Secularização e Religião, duas Faces da mesma Moeda

António Justo

O sistema democrático bem como a sociedade liberal não crê, quer apenas administrar as crenças. Falta-lhe um tecto metafísico.

Tal como o capitalismo dos países nórdicos precisou dum protestantismo que lhe desse conexão e projecção, assim a nova sociedade democrática precisará dum cristianismo místico, capaz de dar resposta às novas exigências no respeito dos diferentes biótopos, de que se torne o tecto. Um povo sem transcendência perde a sua consistência e a perspectiva do futuro. Enquanto a democracia não recriar Deus verá aumentar os seus problemas sociais e humanos. Não chega um sistema económico ou cultural para lhe dar estabilidade e perspectiva. Também não chega fundamentar a ética no pragmatismo oportuno do dia a dia. Para darmos perspectiva à sociedade e seus sistemas terá de se operar uma colaboração interdisciplinar, infraestrutural a nível de toda a sociedade à semelhança do que acontece no reino vegetal e biológica, numa solidariedade orgânica. O leme do futuro para todos os sectores da realidade e da sociedade será: cooperação em vez de confrontação, num processo de transformação aberta mas coerente.

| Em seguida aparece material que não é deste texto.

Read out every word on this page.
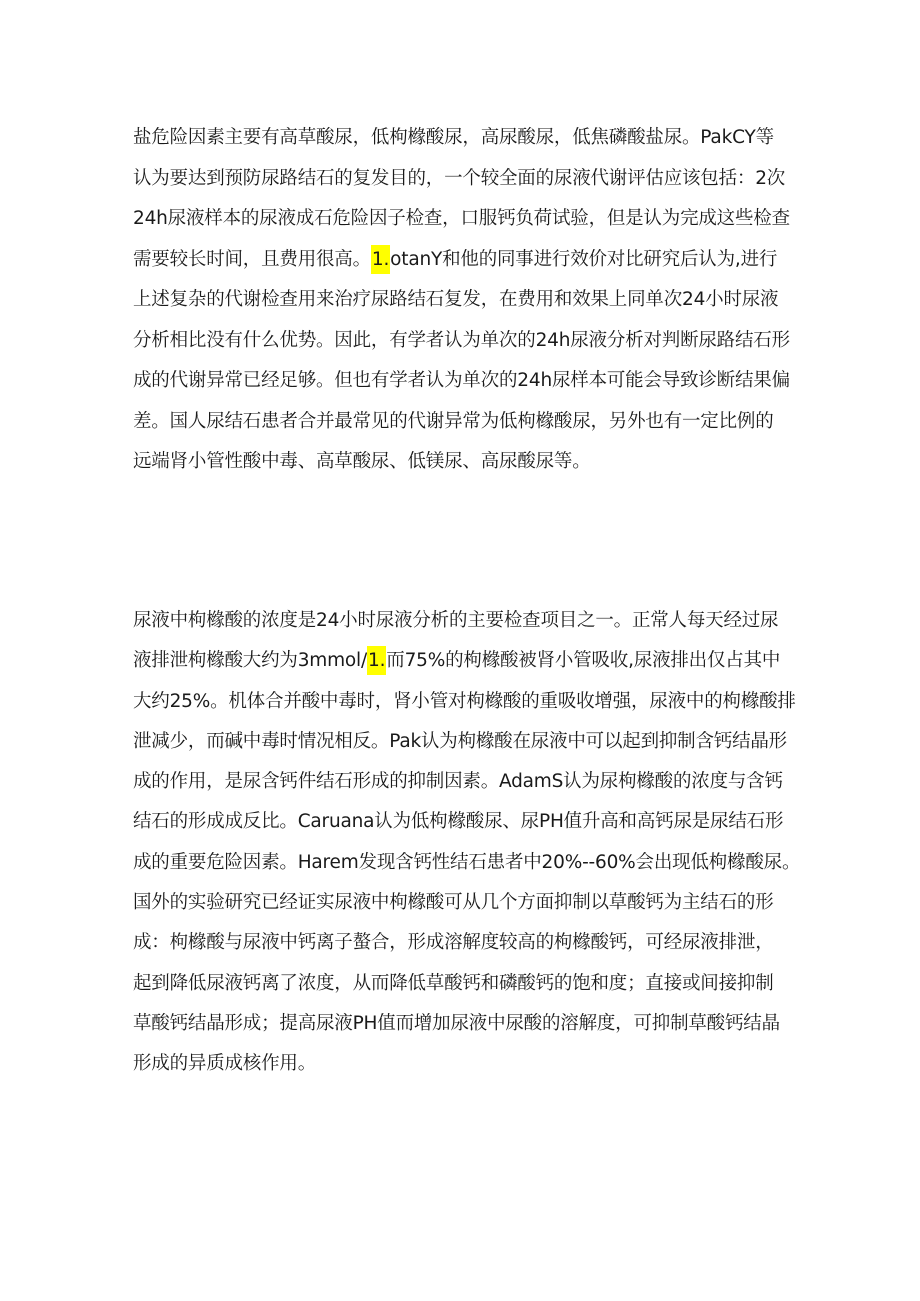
盐危险因素主要有高草酸尿，低枸橼酸尿，高尿酸尿，低焦磷酸盐尿。PakCY等
认为要达到预防尿路结石的复发目的，一个较全面的尿液代谢评估应该包括：2次
24h尿液样本的尿液成石危险因子检查，口服钙负荷试验，但是认为完成这些检查
需要较长时间，且费用很高。1.otanY和他的同事进行效价对比研究后认为,进行
上述复杂的代谢检查用来治疗尿路结石复发，在费用和效果上同单次24小时尿液
分析相比没有什么优势。因此，有学者认为单次的24h尿液分析对判断尿路结石形
成的代谢异常已经足够。但也有学者认为单次的24h尿样本可能会导致诊断结果偏
差。国人尿结石患者合并最常见的代谢异常为低枸橼酸尿，另外也有一定比例的
远端肾小管性酸中毒、高草酸尿、低镁尿、高尿酸尿等。
尿液中枸橼酸的浓度是24小时尿液分析的主要检查项目之一。正常人每天经过尿
液排泄枸橼酸大约为3mmol/1.而75%的枸橼酸被肾小管吸收,尿液排出仅占其中
大约25%。机体合并酸中毒时，肾小管对枸橼酸的重吸收增强，尿液中的枸橼酸排
泄减少，而碱中毒时情况相反。Pak认为枸橼酸在尿液中可以起到抑制含钙结晶形
成的作用，是尿含钙件结石形成的抑制因素。AdamS认为尿枸橼酸的浓度与含钙
结石的形成成反比。Caruana认为低枸橼酸尿、尿PH值升高和高钙尿是尿结石形
成的重要危险因素。Harem发现含钙性结石患者中20%--60%会出现低枸橼酸尿。
国外的实验研究已经证实尿液中枸橼酸可从几个方面抑制以草酸钙为主结石的形
成：枸橼酸与尿液中钙离子螯合，形成溶解度较高的枸橼酸钙，可经尿液排泄，
起到降低尿液钙离了浓度，从而降低草酸钙和磷酸钙的饱和度；直接或间接抑制
草酸钙结晶形成；提高尿液PH值而增加尿液中尿酸的溶解度，可抑制草酸钙结晶
形成的异质成核作用。
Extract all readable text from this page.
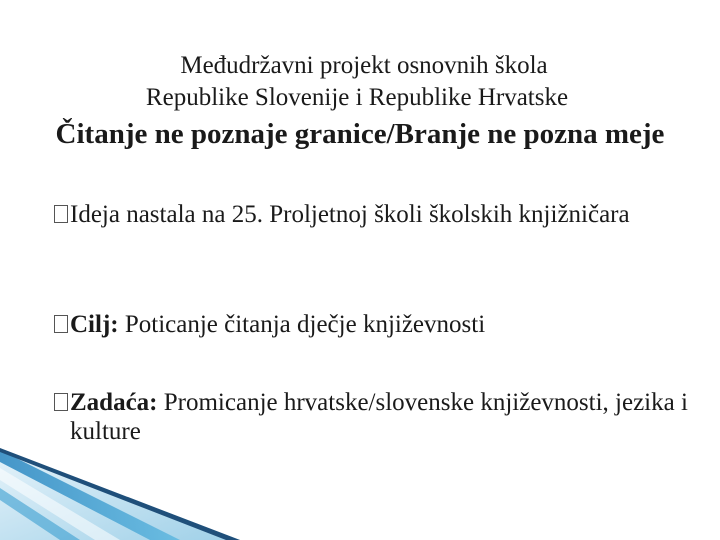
Međudržavni projekt osnovnih škola
Republike Slovenije i Republike Hrvatske
Čitanje ne poznaje granice/Branje ne pozna meje
Ideja nastala na 25. Proljetnoj školi školskih knjižničara
Cilj: Poticanje čitanja dječje književnosti
Zadaća: Promicanje hrvatske/slovenske književnosti, jezika i kulture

A crise metafísica da sociedade ocidental é semelhante à crise dos deuses da sociedade romana, que com Constantino, num acto de inteligência previdente, conseguiu adiar dando a liberdade ao cristianismo, condicionando-o embora. Naturalmente que o problema estará em saber que Deus poderá dar resposta satisfatória às necessidades individuais, sociais e globais dos problemas humanos e da sociedade. O problema do politeísmo democrático poderá ser solucionado, no mundo ocidental de carácter global, com a redescoberta do monoteísmo trinitário. Aqui terão que se empenhar teólogos e outros intelectuais para revitalizarem o carácter místico do cristianismo (anterior à reforma constantiniana). O cristianismo, na devida altura, deu forma a uma sociedade europeia em expansão baseando-se numa teologia petrina (dialéctica) e numa estratégia paulina de comunicação. Agora, que o Ocidente deixa o seu carácter expansivo para entrar na fase da consolidação e globalização, a sociedade já se encontra mais madura para poder compreender a necessidade de implementação da teologia joanina (mística) numa pragmática da realidade trinitária. Uma visão perspectiva (dualista) da realidade terá que ir dando lugar a uma visão e a uma estratégia aperspectiva (integral) de acesso e interpretação da existência.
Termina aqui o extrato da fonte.